Back in 1842, right at the start of photography, Sir John Herschel created a process based on iron and silver called Argentotype. Later in the 19th century a whole bunch of variations on iron-silver printing were developed including Kallitype, Van Dyke, Sepiaprint and Brownprint. All these 19th century iron-silver processes suffered from the problem of clearing residual iron salts from the paper. Any iron salts that remain react with the tiny silver particles that make up the image and eventually the print will fade.
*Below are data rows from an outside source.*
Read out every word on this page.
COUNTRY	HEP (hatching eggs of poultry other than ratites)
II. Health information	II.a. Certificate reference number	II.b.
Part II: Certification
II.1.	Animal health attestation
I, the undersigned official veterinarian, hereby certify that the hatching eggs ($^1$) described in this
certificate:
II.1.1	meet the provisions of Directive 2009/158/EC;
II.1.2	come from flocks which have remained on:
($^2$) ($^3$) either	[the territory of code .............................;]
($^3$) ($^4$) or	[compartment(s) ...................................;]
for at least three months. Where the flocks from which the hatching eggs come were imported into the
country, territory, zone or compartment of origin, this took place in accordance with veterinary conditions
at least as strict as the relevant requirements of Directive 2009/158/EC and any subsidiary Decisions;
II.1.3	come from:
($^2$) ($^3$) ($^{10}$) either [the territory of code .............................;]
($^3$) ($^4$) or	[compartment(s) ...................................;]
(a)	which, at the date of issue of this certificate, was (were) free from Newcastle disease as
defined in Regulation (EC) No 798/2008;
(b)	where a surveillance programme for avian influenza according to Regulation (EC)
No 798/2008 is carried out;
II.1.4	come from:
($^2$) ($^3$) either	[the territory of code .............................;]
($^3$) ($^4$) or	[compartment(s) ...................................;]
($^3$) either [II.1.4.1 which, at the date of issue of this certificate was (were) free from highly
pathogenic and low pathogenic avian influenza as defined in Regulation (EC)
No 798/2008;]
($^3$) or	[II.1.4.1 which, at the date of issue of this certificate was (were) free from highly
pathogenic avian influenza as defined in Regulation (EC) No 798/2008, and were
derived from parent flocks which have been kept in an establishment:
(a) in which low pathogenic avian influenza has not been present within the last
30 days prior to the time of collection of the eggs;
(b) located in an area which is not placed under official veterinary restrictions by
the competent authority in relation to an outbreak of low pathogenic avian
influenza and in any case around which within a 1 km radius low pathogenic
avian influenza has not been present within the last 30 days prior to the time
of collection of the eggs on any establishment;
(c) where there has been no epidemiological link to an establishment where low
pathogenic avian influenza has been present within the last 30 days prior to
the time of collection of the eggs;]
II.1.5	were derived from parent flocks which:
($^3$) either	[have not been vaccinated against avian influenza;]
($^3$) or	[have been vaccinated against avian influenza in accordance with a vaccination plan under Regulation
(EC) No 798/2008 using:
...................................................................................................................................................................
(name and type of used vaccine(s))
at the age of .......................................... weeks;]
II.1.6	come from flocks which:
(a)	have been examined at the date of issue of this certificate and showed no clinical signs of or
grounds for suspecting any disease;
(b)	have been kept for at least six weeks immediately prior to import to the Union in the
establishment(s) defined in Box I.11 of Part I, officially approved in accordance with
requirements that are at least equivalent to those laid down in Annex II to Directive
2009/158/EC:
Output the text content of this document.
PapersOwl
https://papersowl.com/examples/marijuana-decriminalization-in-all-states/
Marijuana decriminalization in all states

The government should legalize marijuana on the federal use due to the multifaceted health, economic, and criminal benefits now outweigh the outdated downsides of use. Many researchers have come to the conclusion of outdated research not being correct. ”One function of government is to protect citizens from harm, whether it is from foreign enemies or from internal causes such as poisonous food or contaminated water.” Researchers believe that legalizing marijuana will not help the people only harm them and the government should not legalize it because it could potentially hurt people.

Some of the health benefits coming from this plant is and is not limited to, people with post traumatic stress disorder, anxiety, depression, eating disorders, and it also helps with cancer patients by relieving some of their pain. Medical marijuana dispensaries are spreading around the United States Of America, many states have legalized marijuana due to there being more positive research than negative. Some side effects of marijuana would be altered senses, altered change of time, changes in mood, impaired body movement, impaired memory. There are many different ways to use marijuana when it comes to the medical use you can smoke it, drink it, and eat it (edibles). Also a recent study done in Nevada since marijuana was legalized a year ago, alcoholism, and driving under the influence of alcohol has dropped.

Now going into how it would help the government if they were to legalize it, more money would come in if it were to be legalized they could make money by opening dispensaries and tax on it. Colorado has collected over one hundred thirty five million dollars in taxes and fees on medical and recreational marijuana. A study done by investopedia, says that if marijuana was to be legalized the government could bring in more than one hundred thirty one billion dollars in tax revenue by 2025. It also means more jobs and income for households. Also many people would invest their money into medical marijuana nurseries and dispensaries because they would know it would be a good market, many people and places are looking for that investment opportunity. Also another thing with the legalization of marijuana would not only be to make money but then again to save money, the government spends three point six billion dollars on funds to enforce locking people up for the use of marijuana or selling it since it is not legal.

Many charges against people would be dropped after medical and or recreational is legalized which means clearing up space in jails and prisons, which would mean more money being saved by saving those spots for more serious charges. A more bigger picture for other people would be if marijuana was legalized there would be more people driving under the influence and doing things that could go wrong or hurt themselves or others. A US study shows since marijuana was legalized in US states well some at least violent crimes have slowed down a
Mike Ware, who is a chemist as well as photographer and has consulted on archiving of older prints, created the Argyrotype process based on the rarer silver sulphamate rather than silver nitrate. This avoids the deposition of iron salts and partially sulphide tones the silver resulting in, we hope, longer lasting prints. More importantly from my point of view the process is very simple. It is almost as straight forward as cyanotypes. There is a single bottle of sensitiser that is coated on the paper, exposed under UV, cleared in water for 2 minutes (with a pinch of citric acid), fixed/toned in Hypo for 2 minutes and washed. When dry I then wax with Renaissance Wax. The sensitiser can be bought off the shelf (actually off the web from somewhere like Silverprint). The sensitiser has a shelf life of a year.

I had kind of given up on plain paper based printing and was going to concentrate on making conventional silver gelatine darkroom prints but when Covid-19 arrived I lost access to my darkroom and had to look for alternatives. I ordered some Fotospeed Argyrotype sensitiser from Silverprint and have started playing. I love it. I have wanted to get the feel of salt prints for a while but that process can be messy to do in limited space, especially if you do floating paper method of sensitising, and takes a lot of tweaking.
The Fotospeed instructions say the contrast is about equivalent to Grade 0 on conventional photographic papers so you need really high contrast negatives. Here are my four 4×5 test negatives printed in a similar way to the way I printed them for cyanotype the other day.

It definitely benefits from the higher contrast negs, although you can see my coating isn’t perfect.!Prints #3 & #4 were given the same exposure (90s) but I could have cut it half a stop for #3. I’m not sure where the uneven colour comes from. I thought it was drying marks at first.
Much to learn and do. I feel this may be “the one” process I want to work with for a while. The sensitiser isn’t cheap but that is only in comparison to cyanotype which is practically free. The 50ml of Fotospeed sensitiser cost me £30 and according to the instructions would cover 28 prints at 8×10 – although I suspect that varies enormously by paper. If I really get into it I think I could make up my own sensitiser for less than half the cost if I had to. Doing this would also allow me to have batches of different contrast. I have a stack of archival paper/board from work that was going to be pulped that I can use so things are looking good. Next I’ll maybe try an 8×10 Fomapan 100 neg.